REQUEST FOR REIMBURSEMENT INSTRUCTIONS
Please complete the Request for Reimbursement Form in its entirety, use our secure on-line portal, or our SABCFLEX mobile app for smart phones, to submit your claim. Incomplete forms will delay the processing of your request. Expense’s that incur in separate plan years must be accompanied by a separate request form. All expenses must have INCURRED (date services provided, not paid) within your plans coverage period and after your effective date in the plan. Add all receipts and write the amount in the appropriate space. If faxing or mailing please Copy all smaller receipts onto an 8.5 x 11 sheet of paper for scanning purposes. Do not complete separate forms for each receipt, statements, and/or insurance explanation of benefits, only for separate Plan Years.
With SABC’s express service, requests may be faxed, mailed, submitted securely online, mobile app or you may bring them to our office. Checks are processed between 8am-4pm. All mailed requests will processed the day it is received. In normal circumstances, faxed or emailed claims, received after 2pm, will be processed the following business day. Claims may be delayed if it is not legible or if further information is needed.

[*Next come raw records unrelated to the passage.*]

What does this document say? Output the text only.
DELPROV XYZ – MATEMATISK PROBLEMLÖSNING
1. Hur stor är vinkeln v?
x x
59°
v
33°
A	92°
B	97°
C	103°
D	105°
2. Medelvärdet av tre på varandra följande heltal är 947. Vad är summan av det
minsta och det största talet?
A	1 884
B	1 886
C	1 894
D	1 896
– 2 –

DEPENDENT CARE(DC): All DC receipts must have the following information: Care providers tax identification number or social security number, child(ren) name, date of birth, and/or age, amount of expense and date of service, not date paid. Note: Book, activity feeds, and meals not included in tuition, overnight camps and other incidental fees, ARE NOT REIMBURSABLE.
UNREIMBURSED MEDICAL(URM): All URM receipts must have the following information: A medical provider’s name & address, date of service (not date paid), type of service/expense and cost of expense(s). NOTE: Statements with a Balance Forward or Previous Balance that do not include the date and type of service are NOT REIMBURSABLE.
Medical expenses must have patients name. Prescription drugs must include the name of the drug and RX number on the receipt, along with the information indicated above.
IMPORTANT: All claims must be filed with your insurance carrier first. To claim your expenses, an Explanation of Benefits from your insurance carrier is preferred and may be required. The amount you pay your provider at the time of service is not necessarily the amount you will ultimately owe. Your insurance carrier will reduce your out of pocket cost, through network discounts and other predetermined agreements, and a credit will appear on your account.
All documentation must originate from a third party provider.
HEALTH REIMBURSEMENT ARRANGEMENT(HRA): If you are claiming expenses under your employers HRA, you must submit a copy of your Explanation of Benefits (EOB), provided by your insurance carrier and complete the claim form, provided by your employer. If your plan allows for reimbursement of dental or vision, your receipts must be in the form of an EOB, or contain the following information; Date of Service, Medical Providers name and address, type of service and cost of service after insurance, if applicable.
IMPORTANT: You can only be reimbursed for out of pocket expenses once. If your out of pocket expenses have been reimbursed by one type of arrangement (i.e. HRA or HSA) they can not be reimbursed by any other type of arrangement (i.e. URM). Your plan may specify which spending arrangement must pay first. Please refer to your summary plan description (SPD) for further information. If you and/or spouse or dependents are covered by a Health Savings Account (HSA), coverage under your (URM) will be restricted to dental and vision.
If reimbursed by check, claims must exceed $15.00 before reimbursement will be made. Final claims less than $15.00 and more than $1.00 will be reimbursed at the end of the plan year. Only eligible expenses, not reimbursable by insurance and/or any other third party, are reimbursable through other arrangements.